Читайте также:
Вернувшись [на сцену] в новой киноверсии постановки «Дяди Вани», звезда вспоминает, как Вест Энд закрылся из-за Коронавируса, и размышляет на тему кризиса в отрасли искусства.
Вы играли доктора Астрова в триумфальной постановке Яна Риксона в Вест Энде «Дядя Ваня», когда пандемия вынудила театры закрыться. Каковы были ощущения в последний вечер показа?
Нам повезло в том, что основную часть прогона мы успели отыграть – оставалось шесть недель. Мы были весьма удивлены, что зал каждый вечер был полон. А затем огни Вест Энда погасли, и внутри нашего коллектива прямо витало ощущение перемен и того, что они неизбежны.
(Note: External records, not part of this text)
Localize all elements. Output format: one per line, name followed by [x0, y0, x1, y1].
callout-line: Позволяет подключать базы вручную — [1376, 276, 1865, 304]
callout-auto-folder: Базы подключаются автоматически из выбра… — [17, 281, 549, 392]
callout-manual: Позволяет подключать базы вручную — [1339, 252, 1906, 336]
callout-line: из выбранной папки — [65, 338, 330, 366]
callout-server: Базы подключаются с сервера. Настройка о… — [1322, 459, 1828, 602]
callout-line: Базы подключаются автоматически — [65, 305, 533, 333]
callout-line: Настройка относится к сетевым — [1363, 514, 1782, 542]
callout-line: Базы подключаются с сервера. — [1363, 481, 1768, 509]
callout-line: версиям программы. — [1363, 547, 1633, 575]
На следующей неделе мы пришли на работу, и нам сказали, что спектакли отменены. Мы немного посидели на сцене, не зная, что делать, выпили по чуть-чуть с командой и на этом все – началась самоизоляция.
С течением времени стало ясно, что постановка не возобновится. Как и для множества других коммерческих театров, для нас открытие с соблюдением социального дистанцирования зрителей финансово не было возможным, но логистически это весьма сложно и для старых лондонских театров.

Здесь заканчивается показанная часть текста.